Winning a Michigan Driver’s License Restoration Case Without Going to AA

Most of my Practice is devoted to being a Michigan Driver’s License Restoration Lawyer. In reality, at least 75% of my day-to-day work centers upon Michigan License Reinstatement cases where a person has lost their License for multiple DUI’s. I have found that there are probably more misconceptions about the License Appeal process floating around than there is correct information. This article will focus on one of those misconceptions, the myth that a person must be actively involved in AA in order to win a Driver’s License Restoration Appeal.

In a few previous articles, I specifically examined how and why a person can win a License Appeal without being involved in AA. Rather than repeat the same thing here, this shorter article will focus more on the simple fact that a person can win License without AA, and not so much how or why that’s the case.

AA pic copy1.2.pngI should point out that this isn’t just my opinion, either. If a person is genuinely Sober, and I accept their Driver’s License Restoration Appeal, I Guarantee that I will win their case the first time, or I will continue to Represent the them before the DAAD without further Legal Fee until they do win back their License. Thankfully, with a win rate of over 98%, I don’t go have to go back a second time very often.

Driver’s License Restoration Appeals are heard and decided by the Michigan Secretary of State’s Driver Assessment and Appeal Division (DAAD) Hearing Officers.
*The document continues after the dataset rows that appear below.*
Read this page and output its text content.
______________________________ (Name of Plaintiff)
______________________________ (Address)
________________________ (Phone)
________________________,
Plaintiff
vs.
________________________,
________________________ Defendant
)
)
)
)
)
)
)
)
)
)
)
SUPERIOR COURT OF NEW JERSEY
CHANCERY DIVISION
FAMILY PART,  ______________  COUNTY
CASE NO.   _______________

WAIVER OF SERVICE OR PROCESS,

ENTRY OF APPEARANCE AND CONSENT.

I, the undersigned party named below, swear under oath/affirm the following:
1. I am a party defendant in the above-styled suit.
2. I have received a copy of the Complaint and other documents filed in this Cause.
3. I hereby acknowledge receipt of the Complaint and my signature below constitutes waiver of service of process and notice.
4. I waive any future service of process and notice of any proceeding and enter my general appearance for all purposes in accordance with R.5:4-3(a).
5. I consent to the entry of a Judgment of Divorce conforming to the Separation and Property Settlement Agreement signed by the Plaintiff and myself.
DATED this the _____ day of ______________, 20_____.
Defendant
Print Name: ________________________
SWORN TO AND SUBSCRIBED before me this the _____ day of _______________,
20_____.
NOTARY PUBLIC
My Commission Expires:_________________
All of my cases scheduled for a live, in-person Hearing at the DAAD’s Office in Livonia, where there are 5 Hearing Officers before whom I have appeared countless times. There are 2 other Hearing Office Locations in Grand Rapids and Lansing, and numerous remote locations that do a “video Hearing” over closed circuit TV.

It used to be the case that winning back a Michigan Driver’s License without AA was almost impossible. I am told that there is still some of this bias left in the Grand Rapids and Lansing Hearing Offices; since I never go to either of those locations, I really have no first-hand knowledge about how they do things there. Instead, by having all of my cases heard in the same place, I just know what it takes to win when I handle a case. And more than half of the cases I win are for people not active in AA.

That said, most of those Clients not active in AA at the time I file their License Appeal do have some past AA attendance. While not necessary, even the shortest prior involvement with AA is helpful. The AA program, whether you love it, hate it, or just don’t care about it, more or less created and provided the language of Recovery. Just about any and everything a person can learn about Recovery or Sobriety can trace its origins to AA.

Yet the key thing anyone can learn about staying Sober is quite simple: They must fundamentally accept that they cannot drink, ever again. AA’s first step reads “We admitted we were powerless over alcohol–that our lives had become unmanageable. ” This has layers of deep meaning to those who are active in the program. Yet the core meaning of this first step is the cornerstone to any plan for Sobriety. This is the biggest lesson of AA, and the most valuable admonition any rehab program can pass on; a person with an alcohol problem can only control that problem by NOT drinking.

And this understanding, which really must be the equivalent of accepting, to the point of internalizing, the notion that “I cannot drink again” really addresses the primary concern of the DAAD in a License Restoration case.

While the entire License Restoration process is governed by DAAD Rule 13, which sets out a number of requirements to win a License Appeal, the central and most important of those things is that a person must prove, by what is called “Clear and Convincing Evidence,” that their alcohol problem “is likely to remain under control.” In the real world, this means that a person must prove that they are a safe bet to never drink again.

Thus, if the most important question in a License Appeal is whether or not a person is, in fact, a safe bet to never drink again, then the best answer to that question is an unqualified “I know I can never drink again.” Wherever a person came to learn and believe it, this understanding has its genesis in AA’s first step.

The more enlightened view of Recovery has long ago accepted that a person can come to this realization, and sustain it, without being actively involved in AA. In the same way a person can most surely believe in God without participating in a formal, organized religion, a person can believe that the only way for them to control their alcohol problem is to not drink, and not need to go to AA to keep reminding themselves of that.

Unfortunately, I often hear, albeit second-hand, many misconceptions about the License Appeal process that have been repeated by members of AA. Perhaps in future installments, we’ll examine more of them, but for today, the reader need only know that AA is not required to win a License Restoration Appeal. And beyond just saying it, I can, and do, Guarantee it.